Suppose we have a function which accesses some globally shared data - and suppose this function will be called by multiple concurrent threads.
Naturally, we need to somehow synchronize access to this data. Is it possible to do this via a mechanism where we have an atomic flag, and whichever thread manages to set the flag can then proceed to access the shared data? Whereas the losing threads will not block on a lock, but simply return from the function.

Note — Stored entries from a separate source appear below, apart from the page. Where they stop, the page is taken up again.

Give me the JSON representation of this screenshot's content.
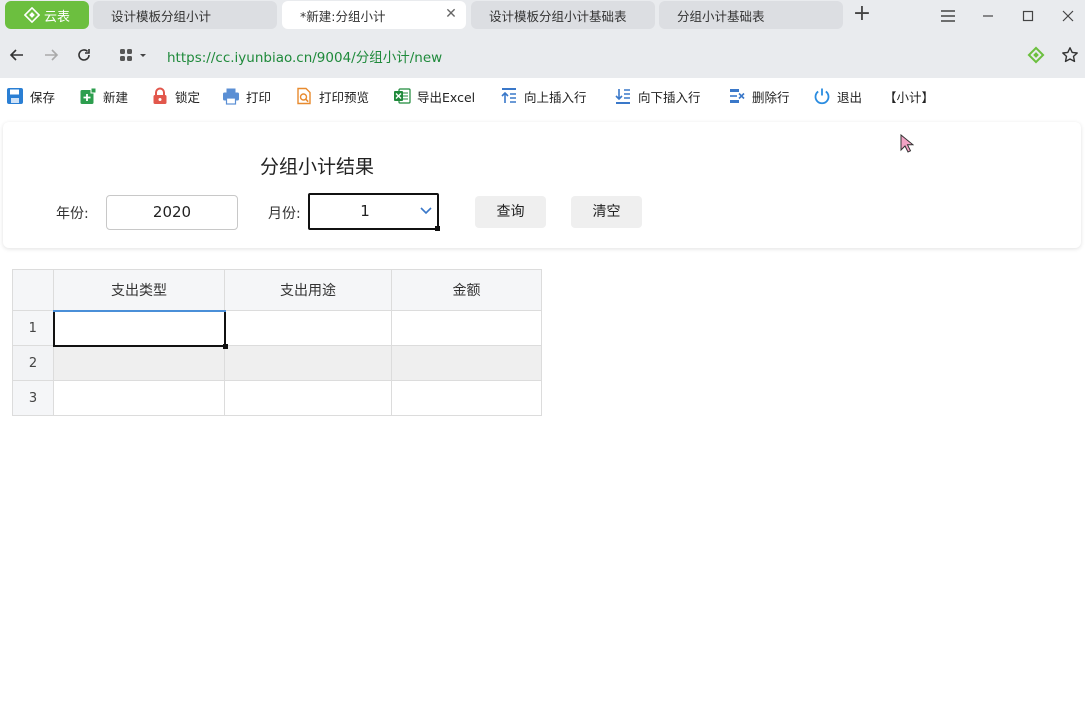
{
  "browser": {
    "brand_tab": "云表",
    "tabs": [
      {
        "label": "设计模板分组小计"
      },
      {
        "label": "*新建:分组小计",
        "close": "✕"
      },
      {
        "label": "设计模板分组小计基础表"
      },
      {
        "label": "分组小计基础表"
      }
    ],
    "new_tab": "+",
    "url": "https://cc.iyunbiao.cn/9004/分组小计/new"
  },
  "toolbar": {
    "save": "保存",
    "new": "新建",
    "lock": "锁定",
    "print": "打印",
    "print_preview": "打印预览",
    "export_excel": "导出Excel",
    "insert_above": "向上插入行",
    "insert_below": "向下插入行",
    "delete_row": "删除行",
    "exit": "退出",
    "subtotal": "【小计】"
  },
  "panel": {
    "title": "分组小计结果",
    "year_label": "年份:",
    "year_value": "2020",
    "month_label": "月份:",
    "month_value": "1",
    "query_button": "查询",
    "clear_button": "清空"
  },
  "grid": {
    "columns": [
      "支出类型",
      "支出用途",
      "金额"
    ],
    "rows": [
      {
        "no": "1",
        "cells": [
          "",
          "",
          ""
        ]
      },
      {
        "no": "2",
        "cells": [
          "",
          "",
          ""
        ]
      },
      {
        "no": "3",
        "cells": [
          "",
          "",
          ""
        ]
      }
    ]
  },
  "colors": {
    "brand": "#6cbf3f",
    "url": "#1f8a3b",
    "header_accent": "#4a8fd8"
  }
}
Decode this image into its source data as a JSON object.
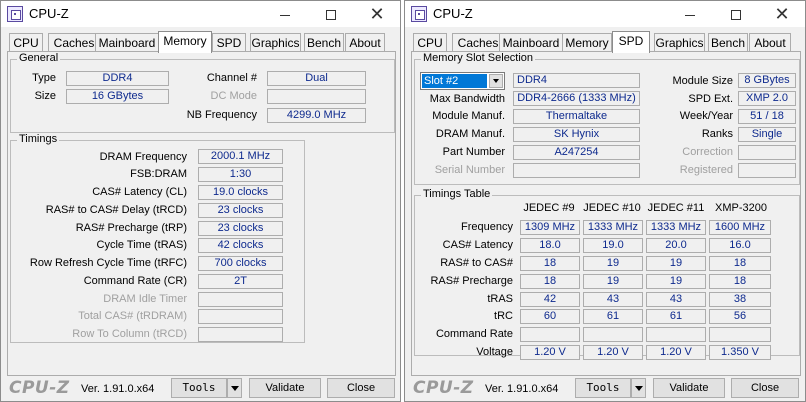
{
  "left_window": {
    "title": "CPU-Z",
    "tabs": [
      "CPU",
      "Caches",
      "Mainboard",
      "Memory",
      "SPD",
      "Graphics",
      "Bench",
      "About"
    ],
    "active_tab": "Memory",
    "general": {
      "title": "General",
      "type_label": "Type",
      "type_value": "DDR4",
      "size_label": "Size",
      "size_value": "16 GBytes",
      "channel_label": "Channel #",
      "channel_value": "Dual",
      "dcmode_label": "DC Mode",
      "dcmode_value": "",
      "nbfreq_label": "NB Frequency",
      "nbfreq_value": "4299.0 MHz"
    },
    "timings": {
      "title": "Timings",
      "rows": [
        {
          "label": "DRAM Frequency",
          "value": "2000.1 MHz",
          "disabled": false
        },
        {
          "label": "FSB:DRAM",
          "value": "1:30",
          "disabled": false
        },
        {
          "label": "CAS# Latency (CL)",
          "value": "19.0 clocks",
          "disabled": false
        },
        {
          "label": "RAS# to CAS# Delay (tRCD)",
          "value": "23 clocks",
          "disabled": false
        },
        {
          "label": "RAS# Precharge (tRP)",
          "value": "23 clocks",
          "disabled": false
        },
        {
          "label": "Cycle Time (tRAS)",
          "value": "42 clocks",
          "disabled": false
        },
        {
          "label": "Row Refresh Cycle Time (tRFC)",
          "value": "700 clocks",
          "disabled": false
        },
        {
          "label": "Command Rate (CR)",
          "value": "2T",
          "disabled": false
        },
        {
          "label": "DRAM Idle Timer",
          "value": "",
          "disabled": true
        },
        {
          "label": "Total CAS# (tRDRAM)",
          "value": "",
          "disabled": true
        },
        {
          "label": "Row To Column (tRCD)",
          "value": "",
          "disabled": true
        }
      ]
    }
  },
  "right_window": {
    "title": "CPU-Z",
    "tabs": [
      "CPU",
      "Caches",
      "Mainboard",
      "Memory",
      "SPD",
      "Graphics",
      "Bench",
      "About"
    ],
    "active_tab": "SPD",
    "slot": {
      "title": "Memory Slot Selection",
      "selected": "Slot #2",
      "type_value": "DDR4",
      "module_size_label": "Module Size",
      "module_size_value": "8 GBytes",
      "max_bw_label": "Max Bandwidth",
      "max_bw_value": "DDR4-2666 (1333 MHz)",
      "spd_ext_label": "SPD Ext.",
      "spd_ext_value": "XMP 2.0",
      "module_manuf_label": "Module Manuf.",
      "module_manuf_value": "Thermaltake",
      "week_year_label": "Week/Year",
      "week_year_value": "51 / 18",
      "dram_manuf_label": "DRAM Manuf.",
      "dram_manuf_value": "SK Hynix",
      "ranks_label": "Ranks",
      "ranks_value": "Single",
      "part_label": "Part Number",
      "part_value": "A247254",
      "correction_label": "Correction",
      "correction_value": "",
      "serial_label": "Serial Number",
      "serial_value": "",
      "registered_label": "Registered",
      "registered_value": ""
    },
    "timings_table": {
      "title": "Timings Table",
      "columns": [
        "JEDEC #9",
        "JEDEC #10",
        "JEDEC #11",
        "XMP-3200"
      ],
      "rows": [
        {
          "label": "Frequency",
          "values": [
            "1309 MHz",
            "1333 MHz",
            "1333 MHz",
            "1600 MHz"
          ]
        },
        {
          "label": "CAS# Latency",
          "values": [
            "18.0",
            "19.0",
            "20.0",
            "16.0"
          ]
        },
        {
          "label": "RAS# to CAS#",
          "values": [
            "18",
            "19",
            "19",
            "18"
          ]
        },
        {
          "label": "RAS# Precharge",
          "values": [
            "18",
            "19",
            "19",
            "18"
          ]
        },
        {
          "label": "tRAS",
          "values": [
            "42",
            "43",
            "43",
            "38"
          ]
        },
        {
          "label": "tRC",
          "values": [
            "60",
            "61",
            "61",
            "56"
          ]
        },
        {
          "label": "Command Rate",
          "values": [
            "",
            "",
            "",
            ""
          ]
        },
        {
          "label": "Voltage",
          "values": [
            "1.20 V",
            "1.20 V",
            "1.20 V",
            "1.350 V"
          ]
        }
      ]
    }
  },
  "footer": {
    "brand": "CPU-Z",
    "version": "Ver. 1.91.0.x64",
    "tools_label": "Tools",
    "validate_label": "Validate",
    "close_label": "Close"
  }
}
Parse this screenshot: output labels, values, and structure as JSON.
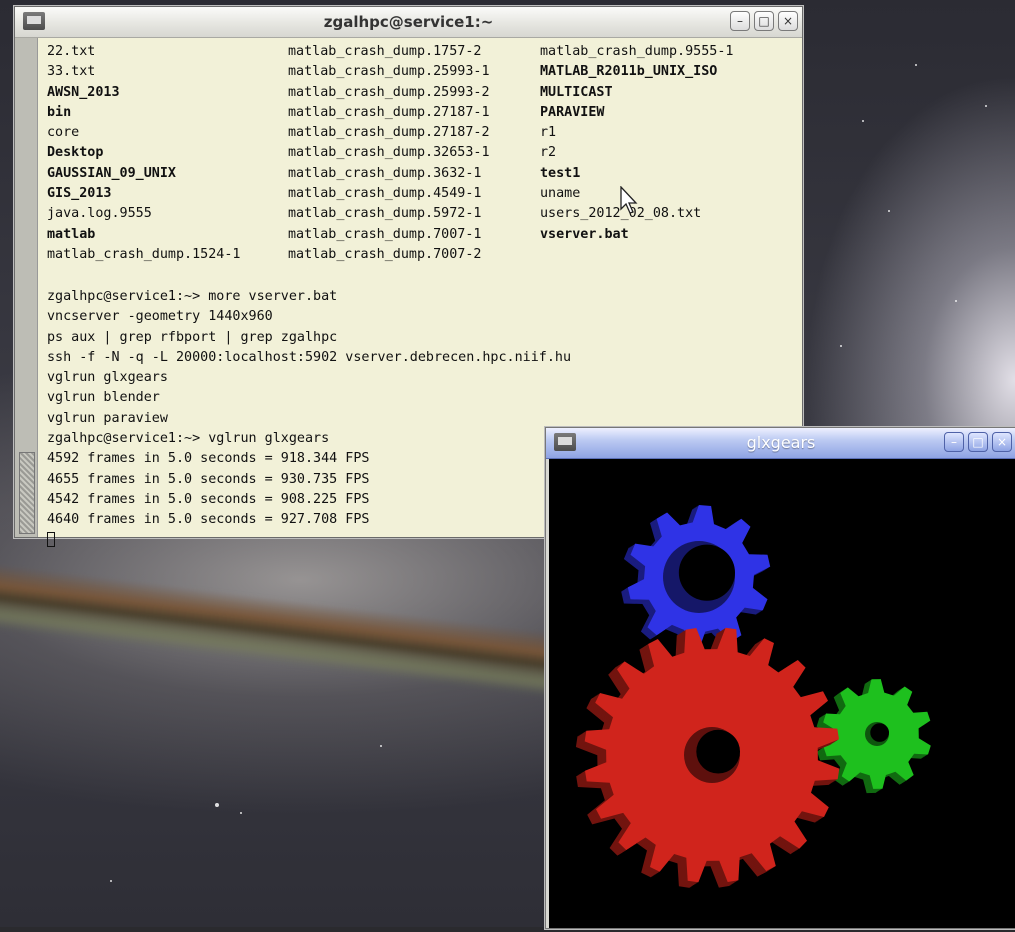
{
  "terminal": {
    "title": "zgalhpc@service1:~",
    "window_buttons": {
      "minimize": "–",
      "maximize": "□",
      "close": "×"
    },
    "ls_columns": [
      [
        {
          "text": "22.txt",
          "kind": "file"
        },
        {
          "text": "33.txt",
          "kind": "file"
        },
        {
          "text": "AWSN_2013",
          "kind": "dir"
        },
        {
          "text": "bin",
          "kind": "dir"
        },
        {
          "text": "core",
          "kind": "file"
        },
        {
          "text": "Desktop",
          "kind": "dir"
        },
        {
          "text": "GAUSSIAN_09_UNIX",
          "kind": "dir"
        },
        {
          "text": "GIS_2013",
          "kind": "dir"
        },
        {
          "text": "java.log.9555",
          "kind": "file"
        },
        {
          "text": "matlab",
          "kind": "dir"
        },
        {
          "text": "matlab_crash_dump.1524-1",
          "kind": "file"
        }
      ],
      [
        {
          "text": "matlab_crash_dump.1757-2",
          "kind": "file"
        },
        {
          "text": "matlab_crash_dump.25993-1",
          "kind": "file"
        },
        {
          "text": "matlab_crash_dump.25993-2",
          "kind": "file"
        },
        {
          "text": "matlab_crash_dump.27187-1",
          "kind": "file"
        },
        {
          "text": "matlab_crash_dump.27187-2",
          "kind": "file"
        },
        {
          "text": "matlab_crash_dump.32653-1",
          "kind": "file"
        },
        {
          "text": "matlab_crash_dump.3632-1",
          "kind": "file"
        },
        {
          "text": "matlab_crash_dump.4549-1",
          "kind": "file"
        },
        {
          "text": "matlab_crash_dump.5972-1",
          "kind": "file"
        },
        {
          "text": "matlab_crash_dump.7007-1",
          "kind": "file"
        },
        {
          "text": "matlab_crash_dump.7007-2",
          "kind": "file"
        }
      ],
      [
        {
          "text": "matlab_crash_dump.9555-1",
          "kind": "file"
        },
        {
          "text": "MATLAB_R2011b_UNIX_ISO",
          "kind": "dir"
        },
        {
          "text": "MULTICAST",
          "kind": "dir"
        },
        {
          "text": "PARAVIEW",
          "kind": "dir"
        },
        {
          "text": "r1",
          "kind": "file"
        },
        {
          "text": "r2",
          "kind": "file"
        },
        {
          "text": "test1",
          "kind": "dir"
        },
        {
          "text": "uname",
          "kind": "file"
        },
        {
          "text": "users_2012_02_08.txt",
          "kind": "file"
        },
        {
          "text": "vserver.bat",
          "kind": "exe"
        }
      ]
    ],
    "lines": [
      "zgalhpc@service1:~> more vserver.bat",
      "vncserver -geometry 1440x960",
      "ps aux | grep rfbport | grep zgalhpc",
      "ssh -f -N -q -L 20000:localhost:5902 vserver.debrecen.hpc.niif.hu",
      "vglrun glxgears",
      "vglrun blender",
      "vglrun paraview",
      "zgalhpc@service1:~> vglrun glxgears",
      "4592 frames in 5.0 seconds = 918.344 FPS",
      "4655 frames in 5.0 seconds = 930.735 FPS",
      "4542 frames in 5.0 seconds = 908.225 FPS",
      "4640 frames in 5.0 seconds = 927.708 FPS"
    ]
  },
  "glxgears": {
    "title": "glxgears",
    "window_buttons": {
      "minimize": "–",
      "maximize": "□",
      "close": "×"
    },
    "gear_colors": {
      "red": "#d0241c",
      "green": "#1ec01e",
      "blue": "#2f33e6"
    }
  },
  "colors": {
    "terminal_bg": "#f2f1d8",
    "dir": "#1a27c8",
    "exe": "#22c022"
  }
}
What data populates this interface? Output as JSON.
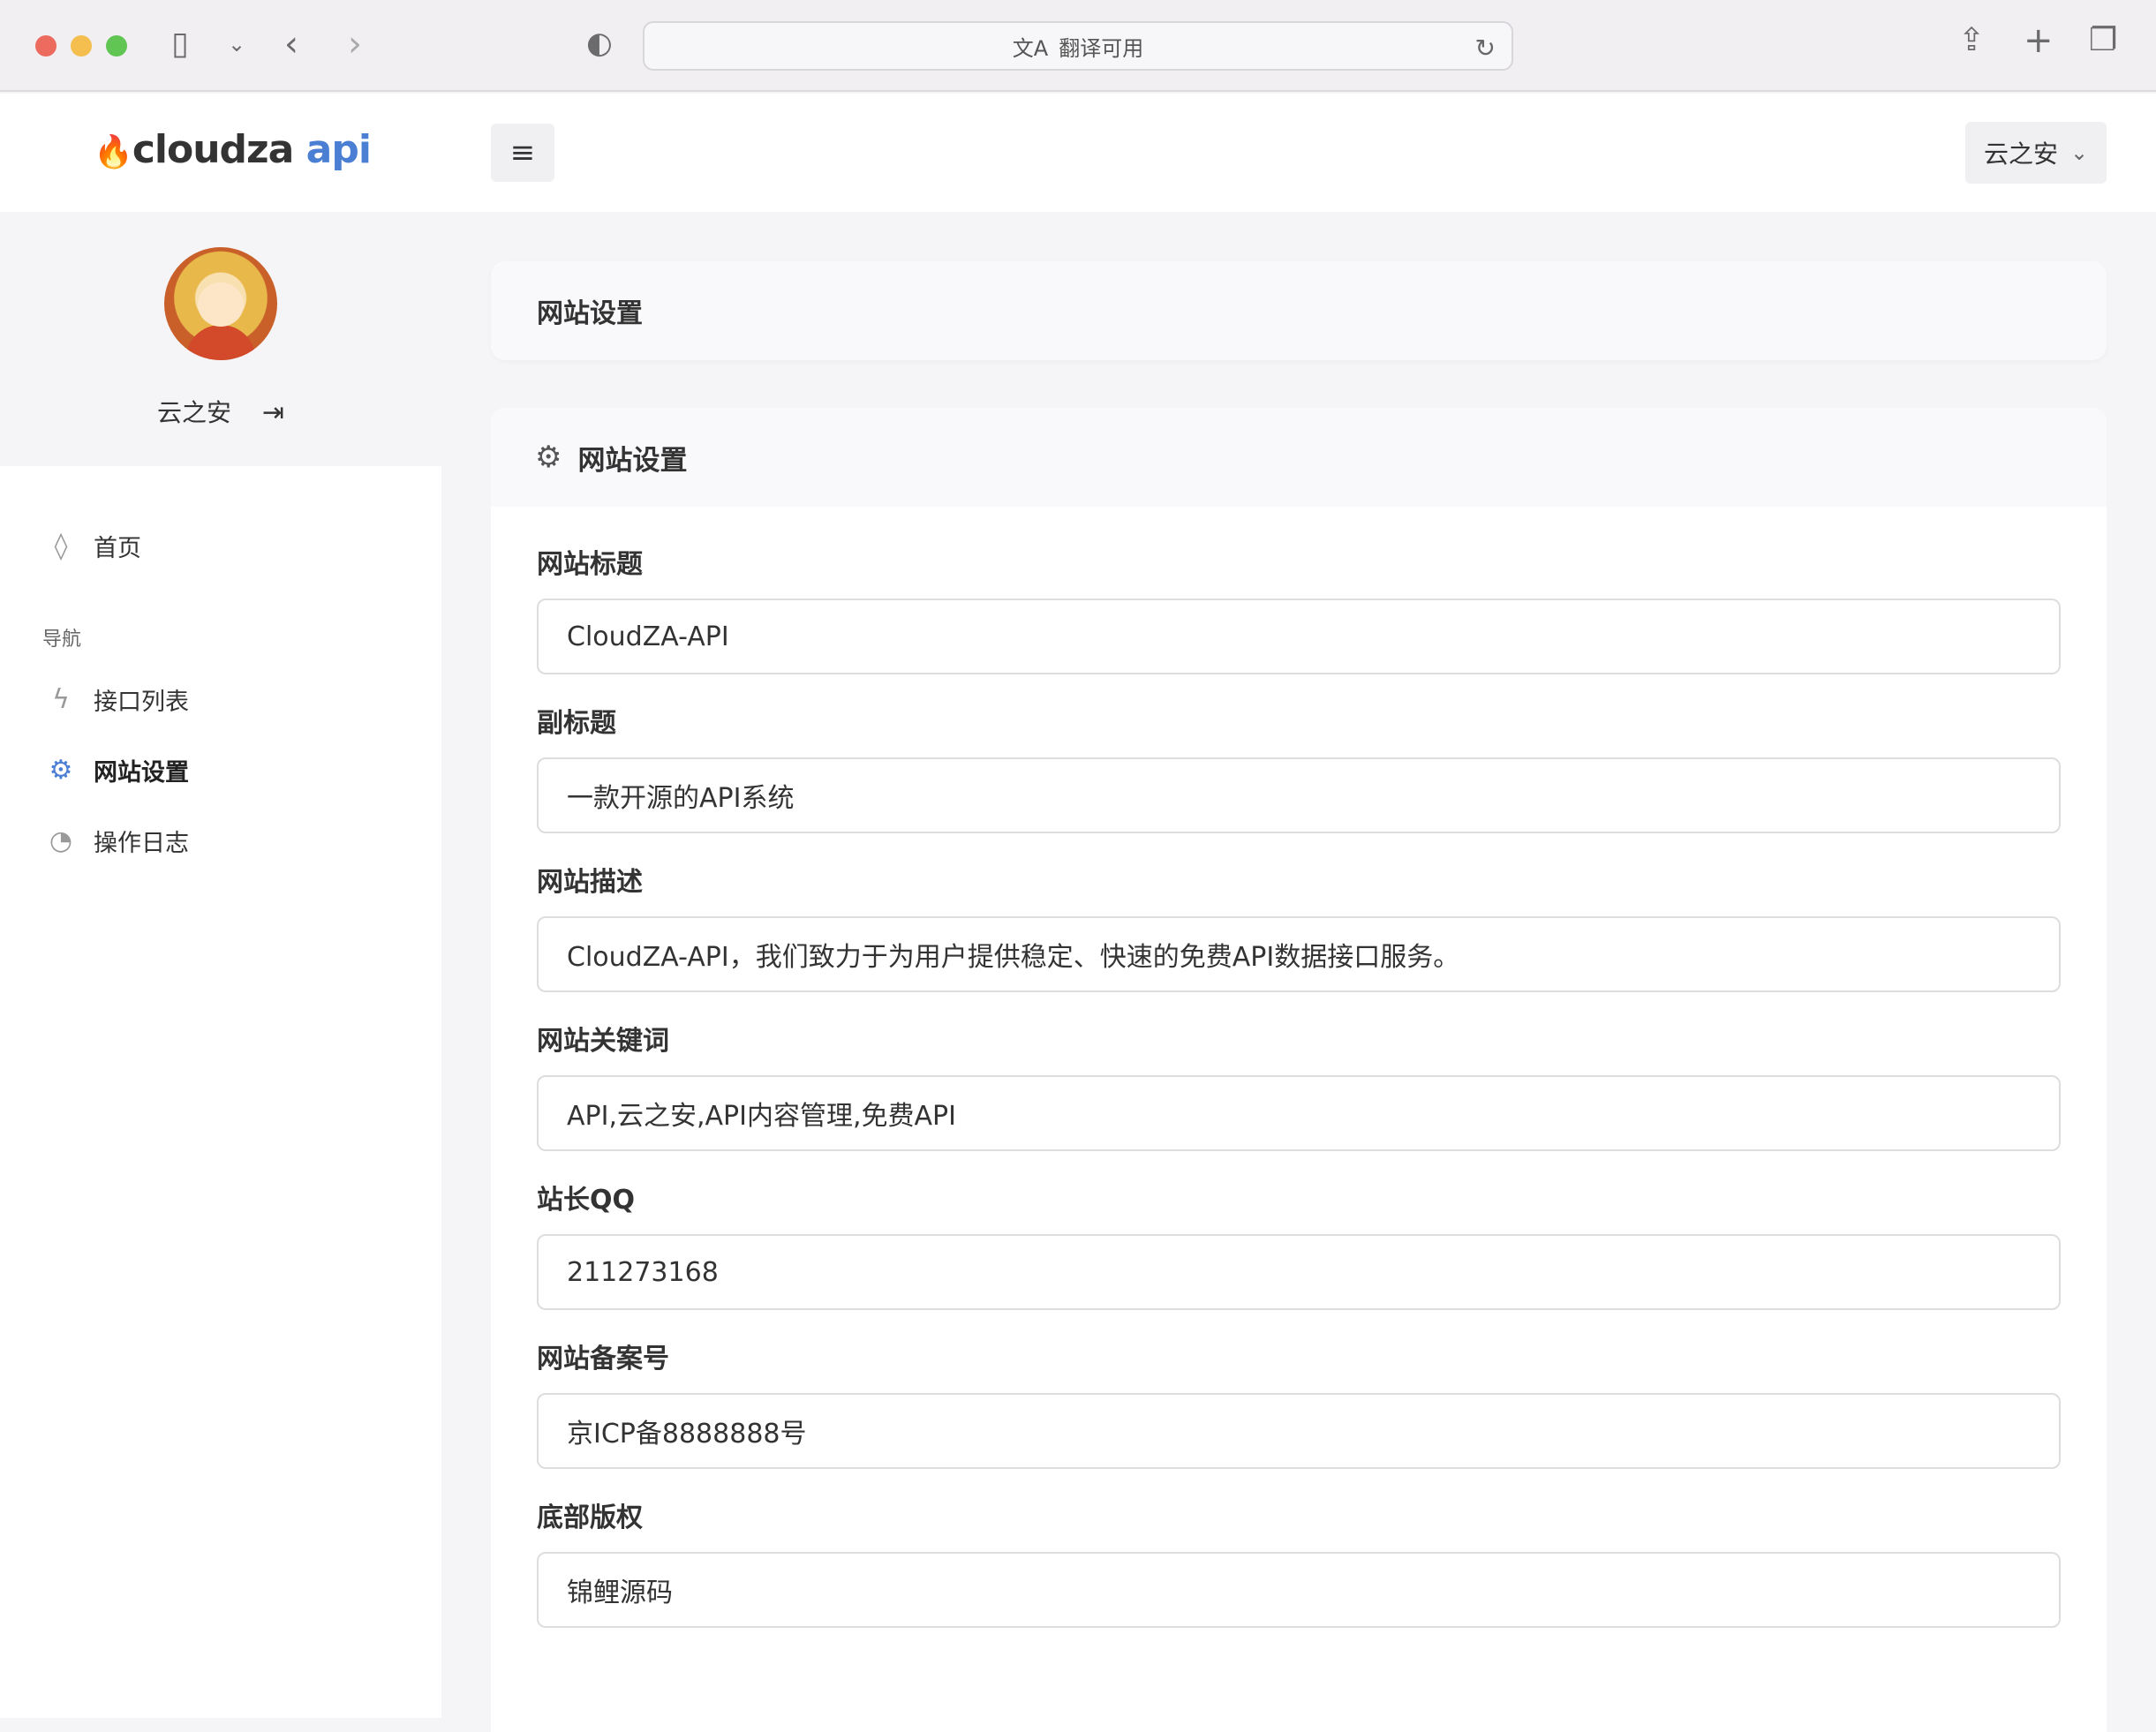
{
  "browser": {
    "url_text": "翻译可用",
    "translate_icon": "translate-icon",
    "reload_icon": "reload-icon"
  },
  "header": {
    "logo_main": "cloudza",
    "logo_accent": "api",
    "menu_icon": "≡",
    "user_name": "云之安",
    "accent_color": "#4a7fd4"
  },
  "sidebar": {
    "profile_name": "云之安",
    "logout_icon": "logout-icon",
    "home_label": "首页",
    "section_label": "导航",
    "items": [
      {
        "label": "接口列表",
        "icon": "bolt-icon"
      },
      {
        "label": "网站设置",
        "icon": "gear-icon",
        "active": true
      },
      {
        "label": "操作日志",
        "icon": "clock-icon"
      }
    ]
  },
  "main": {
    "page_title": "网站设置",
    "card_title": "网站设置",
    "fields": [
      {
        "label": "网站标题",
        "value": "CloudZA-API"
      },
      {
        "label": "副标题",
        "value": "一款开源的API系统"
      },
      {
        "label": "网站描述",
        "value": "CloudZA-API，我们致力于为用户提供稳定、快速的免费API数据接口服务。"
      },
      {
        "label": "网站关键词",
        "value": "API,云之安,API内容管理,免费API"
      },
      {
        "label": "站长QQ",
        "value": "211273168"
      },
      {
        "label": "网站备案号",
        "value": "京ICP备8888888号"
      },
      {
        "label": "底部版权",
        "value": "锦鲤源码"
      }
    ]
  }
}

Something like the following:
Given some globally shared data along with a synchronization flag:
namespace global {
int x;
int y;
std::atomic_flag sync_flag = ATOMIC_FLAG_INIT;
}
And our function which will be accessed by concurrent threads:
void race()
{
// See if we won the race
//
if (!global::sync_flag.test_and_set())
{
// We won
//
global::x = 10;
global::y = 11;
}
else
{
// We lost...
return;
}
}
Does the above code guarantee that global::x and global::y will be safely accessed by only a single thread, and that no race conditions will occur? Or is this not guaranteed due to memory ordering problems?
Note we never actually locked a mutex or anything, so no thread ends up blocking. The idea here is simply to ensure that only one thread is allowed to access (non-atomic) global variables here.
Of course, after the winning thread is done, we would need to somehow safely clear the atomic flag if we ever intend on calling race() again. That is a problem I haven't thought much about yet, but it is really beyond the scope of this question.
So is the above code race-condition free (for a single call to race())?
Yes. Only one thread can get the not-yet-set test on the flag. This has an advantage over a mutex in that on some architectures the atomic flag can be done with lock-free operations.